Avoid Elastic at all costs and and go with Meilisearch, trust me. https://www.meilisearch.com/solutions/hybrid-search

[-]

bisontruffle@reddit

MS is fantastic for RAG and more, so fast. Podscan uses it for a huge amount of rows but follow the founder guy on Twitter he has some reservations it seems at times

[-]

Echo9Zulu-@reddit

Sounds like you already have a structured document database setup. I would use python and elastic to convert your csv into json objects, create your field mapping and build an ingestion pipeline.

LLMs can help you build Elasticsearch queries, but for this you will need a really strong handle on field content and deep knowledge of your data structure. Having some kind of hierarchical relationships would be super helpful, like categories. Many NLP techniques exist to help you study your collection as a corpus, which Elasticsearch can help you leverage without having to build the complex infrastructure your data requires to utilize effectively.

If you use the Explain API and use LLMs to help you interpret the report you could use a long context local model to help make sense of how to build your mapping

[-]

DeFiNator_2021@reddit

I see that others have commented already, but really no need for LLM here. Build it as vector database. For example look into Qdrant. It will be fast, and accuracy is great.

[-]

Medical_Chemistry_63@reddit

As others have said the non AI approach is probably the best use case for this job. Not everything needs to be AI, over engineering could cause headaches further down the line.

[-]

BoyKai@reddit

Check out Azure AI Search and vector indexing for RAG.

[-]

krtcl@reddit

How does Azure AI Search compare with something like Qdrant hybrid search?

[-]

NarrowTea3631@reddit

i love qdrant, but i would use elastic search for this. the sparse and colbert vectors are huuuuuge btw and for my use case barely improved accuracy compared to regular embedding vectors.

[-]

Some_Endian_FP17@reddit

Cosmos DB now has vector indexing and different search algos for NoSQL.

[-]

localllm2@reddit

I'd use an embedding model + vector search approach. In particular Postgres + pgvector! That comes with the extra value of having also access to SQL to query your structured fields (in addition to you unstructured queries).

[-]

Little_Dick_Energy1@reddit

Why can't you use a database?

[-]

dash_bro@reddit

Look at it as a search and retrieve problem. May not need an LLM at all!

Two steps:

fast document search
rerank to achieve a high hit rate

As a baseline:

BM25 all the product descriptions you've got. This is your "fast" document search. The quality would be pretty off, but remember -- the goal is to only maximise recall from your entire search space. Take topK results, I'd recommend between 0.1% - 1% of your document space.
rerank using multiple metadata filters and even query x documents rerankers. You can go with a cross-encoder for ranking [query x documents], or even semantic search over this set of [100k - 1M] documents using a really simple quantised model.
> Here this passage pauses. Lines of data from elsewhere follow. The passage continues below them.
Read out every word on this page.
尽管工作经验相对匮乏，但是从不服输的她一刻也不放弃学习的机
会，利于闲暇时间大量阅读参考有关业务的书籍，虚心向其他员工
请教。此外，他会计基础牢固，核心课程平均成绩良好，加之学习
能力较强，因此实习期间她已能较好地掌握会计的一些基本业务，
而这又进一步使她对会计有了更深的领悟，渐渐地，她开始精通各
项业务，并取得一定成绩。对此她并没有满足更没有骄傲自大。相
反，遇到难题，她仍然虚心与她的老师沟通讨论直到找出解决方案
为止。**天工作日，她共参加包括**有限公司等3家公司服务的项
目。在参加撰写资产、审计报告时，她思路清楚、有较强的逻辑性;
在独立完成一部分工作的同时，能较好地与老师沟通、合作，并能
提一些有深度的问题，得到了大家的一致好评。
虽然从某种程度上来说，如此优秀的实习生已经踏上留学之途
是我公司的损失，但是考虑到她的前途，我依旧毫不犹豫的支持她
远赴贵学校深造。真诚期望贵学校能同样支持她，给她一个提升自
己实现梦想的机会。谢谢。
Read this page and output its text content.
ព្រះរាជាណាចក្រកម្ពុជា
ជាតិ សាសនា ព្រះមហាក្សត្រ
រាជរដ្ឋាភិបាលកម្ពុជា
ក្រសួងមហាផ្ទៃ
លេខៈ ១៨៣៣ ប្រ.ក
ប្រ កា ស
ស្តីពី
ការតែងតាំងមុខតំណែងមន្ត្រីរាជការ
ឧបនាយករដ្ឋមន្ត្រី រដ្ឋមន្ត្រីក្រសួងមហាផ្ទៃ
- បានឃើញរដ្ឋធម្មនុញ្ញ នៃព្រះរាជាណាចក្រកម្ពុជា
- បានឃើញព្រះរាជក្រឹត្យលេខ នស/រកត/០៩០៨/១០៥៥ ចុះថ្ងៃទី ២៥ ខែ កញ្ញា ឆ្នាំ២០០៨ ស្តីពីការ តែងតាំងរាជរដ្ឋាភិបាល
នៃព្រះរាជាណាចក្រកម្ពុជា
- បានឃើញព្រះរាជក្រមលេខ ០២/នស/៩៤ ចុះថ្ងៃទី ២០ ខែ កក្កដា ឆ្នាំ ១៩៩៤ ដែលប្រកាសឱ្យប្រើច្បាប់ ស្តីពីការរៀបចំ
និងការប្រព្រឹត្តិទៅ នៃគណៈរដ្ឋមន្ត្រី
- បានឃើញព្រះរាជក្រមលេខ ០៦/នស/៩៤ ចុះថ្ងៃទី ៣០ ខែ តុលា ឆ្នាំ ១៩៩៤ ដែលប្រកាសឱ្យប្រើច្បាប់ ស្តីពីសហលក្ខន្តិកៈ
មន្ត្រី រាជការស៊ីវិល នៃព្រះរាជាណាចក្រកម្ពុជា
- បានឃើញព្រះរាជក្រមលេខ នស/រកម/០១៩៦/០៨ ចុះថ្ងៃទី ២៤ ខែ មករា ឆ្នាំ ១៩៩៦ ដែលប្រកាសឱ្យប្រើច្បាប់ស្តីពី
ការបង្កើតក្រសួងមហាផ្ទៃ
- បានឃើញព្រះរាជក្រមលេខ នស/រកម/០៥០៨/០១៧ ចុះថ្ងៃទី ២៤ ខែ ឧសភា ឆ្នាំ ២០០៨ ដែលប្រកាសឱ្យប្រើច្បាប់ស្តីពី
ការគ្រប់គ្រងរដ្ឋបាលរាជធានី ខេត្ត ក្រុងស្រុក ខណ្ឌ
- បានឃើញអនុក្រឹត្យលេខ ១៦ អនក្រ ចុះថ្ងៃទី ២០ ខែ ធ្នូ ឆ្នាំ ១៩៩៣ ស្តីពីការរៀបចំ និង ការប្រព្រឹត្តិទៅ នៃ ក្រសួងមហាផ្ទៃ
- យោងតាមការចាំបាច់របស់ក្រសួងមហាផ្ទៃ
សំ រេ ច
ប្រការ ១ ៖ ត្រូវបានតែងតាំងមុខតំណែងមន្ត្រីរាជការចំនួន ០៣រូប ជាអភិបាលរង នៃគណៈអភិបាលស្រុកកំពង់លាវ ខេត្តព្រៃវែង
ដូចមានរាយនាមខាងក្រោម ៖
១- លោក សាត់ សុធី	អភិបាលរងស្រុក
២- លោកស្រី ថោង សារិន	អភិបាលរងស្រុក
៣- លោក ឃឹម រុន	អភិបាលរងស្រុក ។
Note that this is only a baseline. There's a million different ways to do it using similar applications of the "speed" step -> "precision" step.

If you have search specific metrics like click rate, user preferences, metadata for search etc., might wanna look at LTR algorithms.

This is a (slightly outdated, but still really good) start about ranking systems for search algorithms: https://www.youtube.com/live/oXfFqAKf4Ac?si=SWrRSgVJ_B9ER5mC

[-]

Chaosdrifer@reddit

It is probably much easier to store the actual data in a DB, either sql based or like elastic search, and then just use a text2sql LLM model that translate from natural language to structured input like sql query or http calls to elastic search and either return the results directly, or it can answer your query based on the answer.

[-]

ParaboloidalCrest@reddit

I would use Elastic Search for that use case, but it's just me. Hopefully others would chime in about LLM-based solutions.

[-]

laurenblackfox@reddit

I would second the non-LLM approach. It'd be cheaper, much more flexible, and doesn't rely on a nebulous compute resource to function. ElasticSearch would be my go-to as well.